Mackinnon, who had been employed by the university in a senior role for 19 years, disagreed. Believing that the university could not remove an important aspect of her job without advance notice or consultation with her, Mackinnon penned a letter to the president stating that she viewed the changes as significant and tantamount to a demotion.  She gave the university a few days to consider her concerns and provide a response.

When the university did not respond to Mackinnon’s letter before her deadline, she shut off her BlackBerry, cleaned out her personal items from her office and swiftly left the premises, never to return.

The law of constructive dismissal provides that an employee can treat fundamental changes to her job as effectively amounting to a termination.  And in Canadian workplace law, when you are terminated without a good reason, you are entitled to severance.

Justice Gregory Warner, who wrote the recent decision, correctly noted that the issue was not whether Mackinnon had “quit” her job, but whether she had a good enough reason to leave.

However, it could not be said that Mackinnon’s job was substantially different following the changes, as enrolment amounted to less than one quarter of her job. The university was entitled to reasonable leeway with changing business needs.

Similarly, in another recent case, Bank of Nova Scotia executive David Chapman resigned, claiming a reduction in his salary and the bank’s failure to honour a promise amounted to his termination. Although Chapman’s salary was reduced by 13 per cent, it was only the variable component of his pay, such as stock options, shares and bonuses that changed, not his base salary.
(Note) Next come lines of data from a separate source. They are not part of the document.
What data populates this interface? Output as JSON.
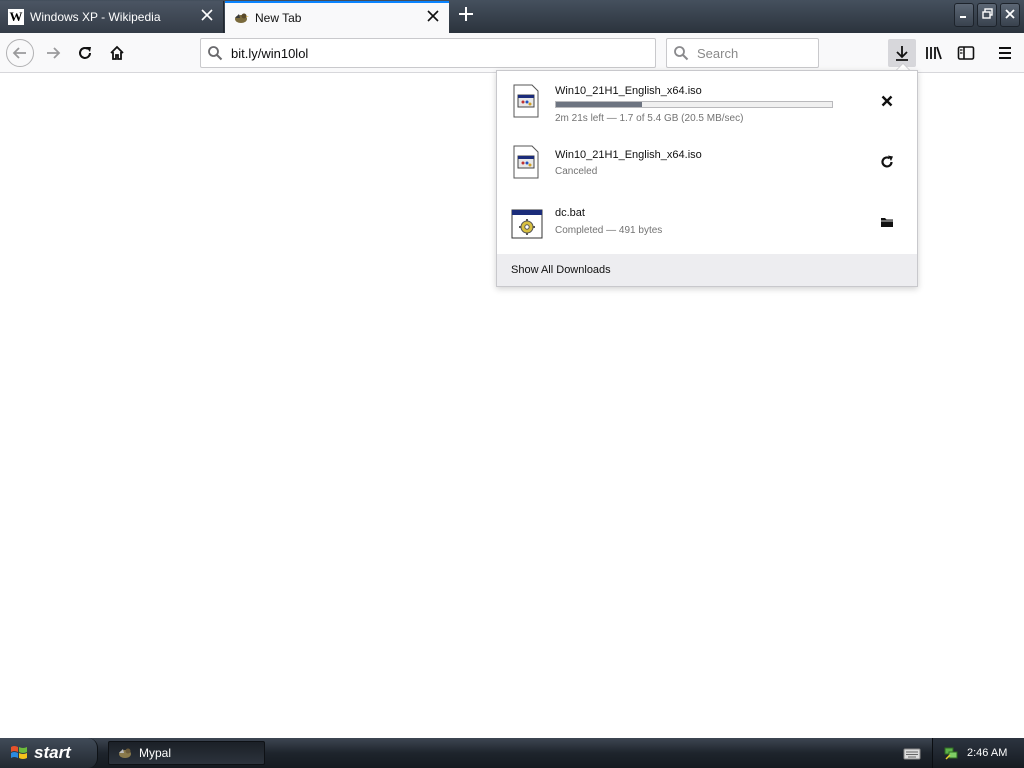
{
  "tabs": [
    {
      "title": "Windows XP - Wikipedia",
      "active": false,
      "favicon": "wikipedia-w-icon"
    },
    {
      "title": "New Tab",
      "active": true,
      "favicon": "mypal-bird-icon"
    }
  ],
  "navbar": {
    "url": "bit.ly/win10lol",
    "search_placeholder": "Search"
  },
  "downloads": {
    "items": [
      {
        "name": "Win10_21H1_English_x64.iso",
        "status": "2m 21s left — 1.7 of 5.4 GB (20.5 MB/sec)",
        "progress": 0.31,
        "action": "cancel-x-icon"
      },
      {
        "name": "Win10_21H1_English_x64.iso",
        "status": "Canceled",
        "action": "retry-icon"
      },
      {
        "name": "dc.bat",
        "status": "Completed — 491 bytes",
        "action": "open-folder-icon"
      }
    ],
    "footer_label": "Show All Downloads"
  },
  "taskbar": {
    "start_label": "start",
    "task_label": "Mypal",
    "clock": "2:46 AM"
  },
  "colors": {
    "accent": "#0a84ff",
    "tabstrip": "#2b333d",
    "progress_fill": "#6d7481"
  }
}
Agreeing with the bank and dismissing Chapman’s case, the court found that Chapman’s pay could be reduced because he was always part of a variable compensation model and had remained in the applicable range for his position.

Why should employees and employers care about these cases?

Employers often assume incorrectly that they can change an employee’s job as they see fit.  Just as often, employees wrongly assume that their jobs cannot be changed without their consent. As similar facts don’t always lead to the same results, especially in workplace law, my advice is to consider a mutual resolution instead of always marching to the courtroom’s doors.
– Daniel A. Lublin is an employment lawyer with the law firm Whitten & Lublin LLP. Reach him at dan@toronto-employmentlawyer.com

3 Comments

  1. Twana Schimpf says:

    It is good to have the ability to read a good quality blog with useful information on topics that many are interested on. The point that the data indicated are all first hand on real experiences even assist more. Go on doing what you do as we like reading your work.

  2. Kennedy Mokhosi says:

    I’m in RSA in the retail sector supply chain company.I’ve been through a lot of problem concerning unfair dismissal which I later referred to CCMA.I won the case where I was reinstated but now unfairly treated led me to feel unwanted working conditions unbearable. When I am in such a condition what do I turn to safeguard my future?

  3. Kennedy Mokhosi says:

    Please help me because as I wrote the abovementioned letter my family is suffering after I’ve been fired and when I returned as per settlement never honored by my employer not paying me and not coorrectly putting me back at work resulting in myself becoming financially broke being sent from pillar ro post, please help me before I lose it?